Als Projektleiter übernahm es Sekem Energy, den Stand der Solarstromtechnologie in Ägypten, Möglichkeiten der lokalen Produktion von Anlagekomponenten sowie Finanzierungsmodelle für Solarstromanlagen zu erforschen. Zugleich ging Elektro Merl an die Planung der Vorzeigeanlage auf der Sekem-Farm. Bei der Installation konnten Technikstudenten der Heliopolis Universität Erfahrungen sammeln und die Inbetriebnahme wurde zugleich für eine Schulung des Train-the-Trainer-Kurses genutzt, die das BFI Burgenland aufgesetzt hatte. Fast zwanzig Mitarbeiter mehrerer Universitäten sowie Entsandte aus dem Energie- und Wohnbauministerium schlossen den ersten Kurs dieser Art erfolgreich ab und können jetzt als zertifizierte Photovoltaik-Techniker firmieren. Auf Basis von Leitfäden zu Installation, Betrieb und Sicherheit von Solarstromanlagen in Ägypten, die das Projektteam erstellte, entwickelte das BFI Burgenland außerdem ein Praxistraining für Elektriker sowie eine Ausbildung zum PV-Anlagenwart, die am Sekem Berufsbildungszentrum bereits zu Abschlüssen führte. Zusätzlich entwickelte Sekem Energy ein Training für Studierende für Gruppenführungen zu Photovoltaikanlagen.

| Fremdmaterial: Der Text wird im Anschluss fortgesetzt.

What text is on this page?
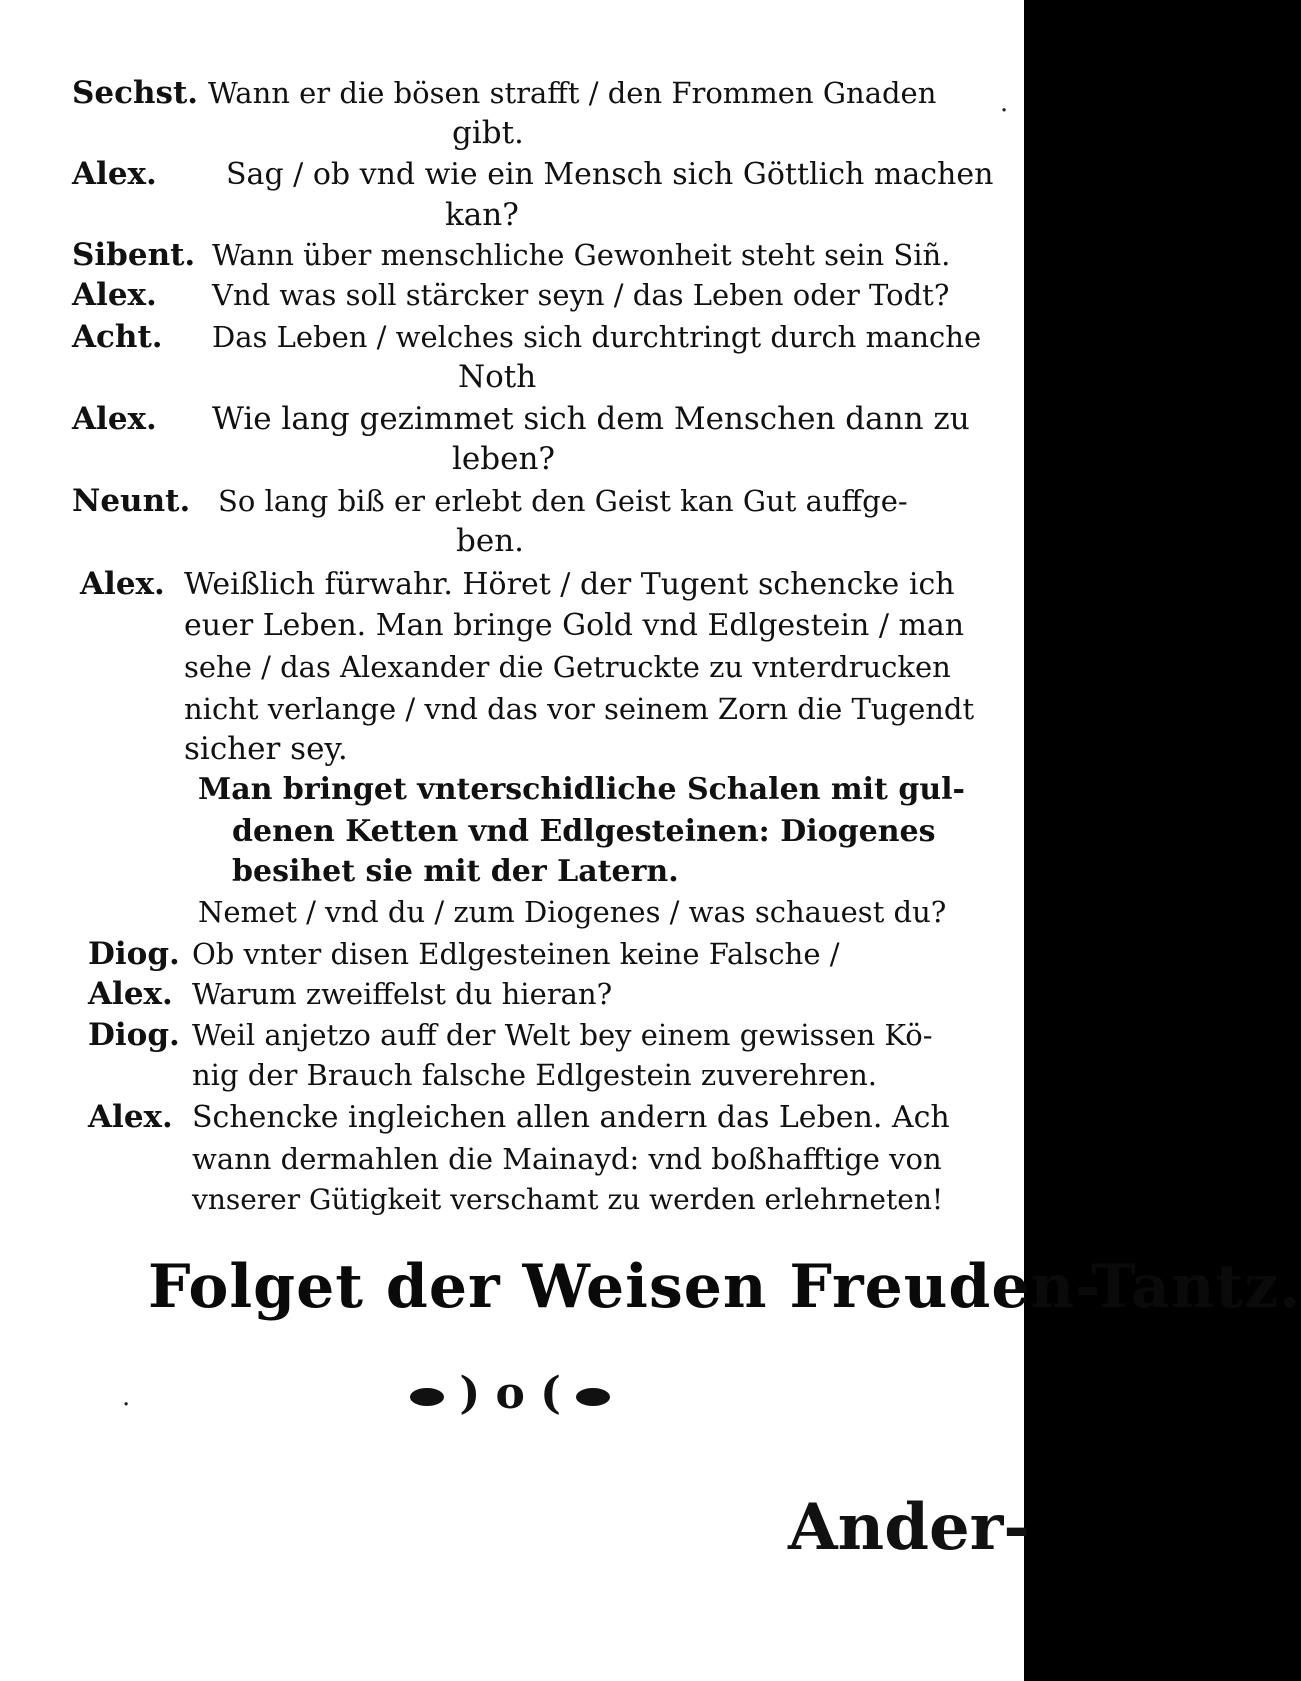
Sechst. Wann er die bösen strafft / den Frommen Gnaden
gibt.
Alex. Sag / ob vnd wie ein Mensch sich Göttlich machen
kan?
Sibent. Wann über menschliche Gewonheit steht sein Siñ.
Alex. Vnd was soll stärcker seyn / das Leben oder Todt?
Acht. Das Leben / welches sich durchtringt durch manche
Noth
Alex. Wie lang gezimmet sich dem Menschen dann zu
leben?
Neunt. So lang biß er erlebt den Geist kan Gut auffge-
ben.
Alex. Weißlich fürwahr. Höret / der Tugent schencke ich
euer Leben. Man bringe Gold vnd Edlgestein / man
sehe / das Alexander die Getruckte zu vnterdrucken
nicht verlange / vnd das vor seinem Zorn die Tugendt
sicher sey.
Man bringet vnterschidliche Schalen mit gul-
denen Ketten vnd Edlgesteinen: Diogenes
besihet sie mit der Latern.
Nemet / vnd du / zum Diogenes / was schauest du?
Diog. Ob vnter disen Edlgesteinen keine Falsche /
Alex. Warum zweiffelst du hieran?
Diog. Weil anjetzo auff der Welt bey einem gewissen Kö-
nig der Brauch falsche Edlgestein zuverehren.
Alex. Schencke ingleichen allen andern das Leben. Ach
wann dermahlen die Mainayd: vnd boßhafftige von
vnserer Gütigkeit verschamt zu werden erlehrneten!
Folget der Weisen Freuden-Tantz.
) o (
Ander-
·
·
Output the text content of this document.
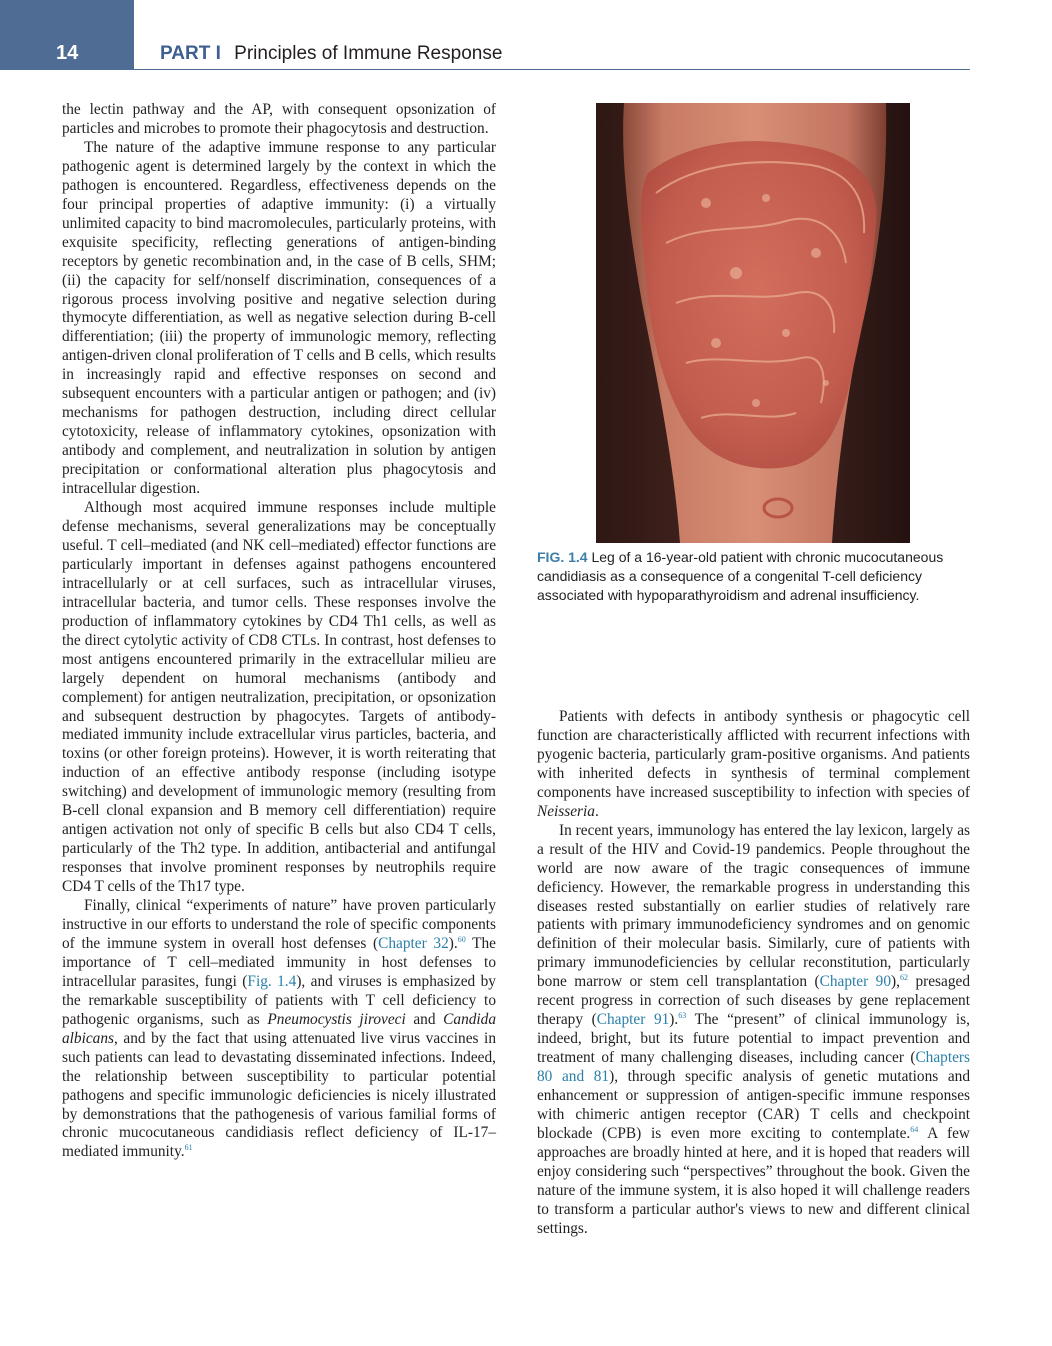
14	PART I Principles of Immune Response

the lectin pathway and the AP, with consequent opsonization of particles and microbes to promote their phagocytosis and destruction.

The nature of the adaptive immune response to any particular pathogenic agent is determined largely by the context in which the pathogen is encountered. Regardless, effectiveness depends on the four principal properties of adaptive immunity: (i) a virtually unlimited capacity to bind macromolecules, particularly proteins, with exquisite specificity, reflecting generations of antigen-binding receptors by genetic recombination and, in the case of B cells, SHM; (ii) the capacity for self/nonself discrimination, consequences of a rigorous process involving positive and negative selection during thymocyte differentiation, as well as negative selection during B-cell differentiation; (iii) the property of immunologic memory, reflecting antigen-driven clonal proliferation of T cells and B cells, which results in increasingly rapid and effective responses on second and subsequent encounters with a particular antigen or pathogen; and (iv) mechanisms for pathogen destruction, including direct cellular cytotoxicity, release of inflammatory cytokines, opsonization with antibody and complement, and neutralization in solution by antigen precipitation or conformational alteration plus phagocytosis and intracellular digestion.

Although most acquired immune responses include multiple defense mechanisms, several generalizations may be conceptually useful. T cell–mediated (and NK cell–mediated) effector functions are particularly important in defenses against pathogens encountered intracellularly or at cell surfaces, such as intracellular viruses, intracellular bacteria, and tumor cells. These responses involve the production of inflammatory cytokines by CD4 Th1 cells, as well as the direct cytolytic activity of CD8 CTLs. In contrast, host defenses to most antigens encountered primarily in the extracellular milieu are largely dependent on humoral mechanisms (antibody and complement) for antigen neutralization, precipitation, or opsonization and subsequent destruction by phagocytes. Targets of antibody-mediated immunity include extracellular virus particles, bacteria, and toxins (or other foreign proteins). However, it is worth reiterating that induction of an effective antibody response (including isotype switching) and development of immunologic memory (resulting from B-cell clonal expansion and B memory cell differentiation) require antigen activation not only of specific B cells but also CD4 T cells, particularly of the Th2 type. In addition, antibacterial and antifungal responses that involve prominent responses by neutrophils require CD4 T cells of the Th17 type.

Finally, clinical “experiments of nature” have proven particularly instructive in our efforts to understand the role of specific components of the immune system in overall host defenses (Chapter 32).$^{60}$ The importance of T cell–mediated immunity in host defenses to intracellular parasites, fungi (Fig. 1.4), and viruses is emphasized by the remarkable susceptibility of patients with T cell deficiency to pathogenic organisms, such as Pneumocystis jiroveci and Candida albicans, and by the fact that using attenuated live virus vaccines in such patients can lead to devastating disseminated infections. Indeed, the relationship between susceptibility to particular potential pathogens and specific immunologic deficiencies is nicely illustrated by demonstrations that the pathogenesis of various familial forms of chronic mucocutaneous candidiasis reflect deficiency of IL-17–mediated immunity.$^{61}$

FIG. 1.4 Leg of a 16-year-old patient with chronic mucocutaneous candidiasis as a consequence of a congenital T-cell deficiency associated with hypoparathyroidism and adrenal insufficiency.

Patients with defects in antibody synthesis or phagocytic cell function are characteristically afflicted with recurrent infections with pyogenic bacteria, particularly gram-positive organisms. And patients with inherited defects in synthesis of terminal complement components have increased susceptibility to infection with species of Neisseria.

In recent years, immunology has entered the lay lexicon, largely as a result of the HIV and Covid-19 pandemics. People throughout the world are now aware of the tragic consequences of immune deficiency. However, the remarkable progress in understanding this diseases rested substantially on earlier studies of relatively rare patients with primary immunodeficiency syndromes and on genomic definition of their molecular basis. Similarly, cure of patients with primary immunodeficiencies by cellular reconstitution, particularly bone marrow or stem cell transplantation (Chapter 90),$^{62}$ presaged recent progress in correction of such diseases by gene replacement therapy (Chapter 91).$^{63}$ The “present” of clinical immunology is, indeed, bright, but its future potential to impact prevention and treatment of many challenging diseases, including cancer (Chapters 80 and 81), through specific analysis of genetic mutations and enhancement or suppression of antigen-specific immune responses with chimeric antigen receptor (CAR) T cells and checkpoint blockade (CPB) is even more exciting to contemplate.$^{64}$ A few approaches are broadly hinted at here, and it is hoped that readers will enjoy considering such “perspectives” throughout the book. Given the nature of the immune system, it is also hoped it will challenge readers to transform a particular author's views to new and different clinical settings.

Sämtliche Erkenntnisse und der Stand der Dinge wurden bei einer Konferenz zur Zukunft der Solartechnologie in Ägypten im Oktober 2018 Vertretern der Wissenschaft, Politik und Wirtschaft präsentiert. Besonders freut Puttinger, dass drei zertifizierte Absolventen des Photovoltaikkurses für die Errichtung eines Megasolarparks der Regierung nahe Assuan engagiert wurden. Und dass von ägyptischer Seite bereits konkretes Interesse an Solarprojekten mit Beteiligung österreichischer Firmen vorliegt.
DIE PARTNER IM PROJEKT
Austro-Know-how für Ägyptens Solarenergie-Sektor
Die Sekem Energy in Graz entwickelt unter der Leitung von Birgit Birnstingl seit ihrer Gründung 2009 Energiekonzepte unter Nutzung erneuerbarer und regionaler Ressourcen für Regionen, Gemeinden und Betriebe. Der Consulter hat in Kooperation mit der Sekem-Gruppe und der Austrian Development Agency bereits ein Projekt zur Markteinführung nachhaltiger Solarthermie in Ägypten umgesetzt. Elektro Merl in Bruck an der Mur ist ein traditionsreiches Elektrotechnikunternehmen, das im Fachhandel wie im Service tätig ist. Merl hat in mehreren Ländern Afrikas Photovoltaikprojekte umgesetzt. Die internationale Abteilung des Berufsförderungsinstituts BFI Burgenland trägt österreichische Expertise zu beruflicher Aus- und Weiterbildung in Entwicklungsländer. Die Kanzlei Sattler & Schanda Rechtsanwälte in Wien verfügt über eine breite Energierechtsexpertise.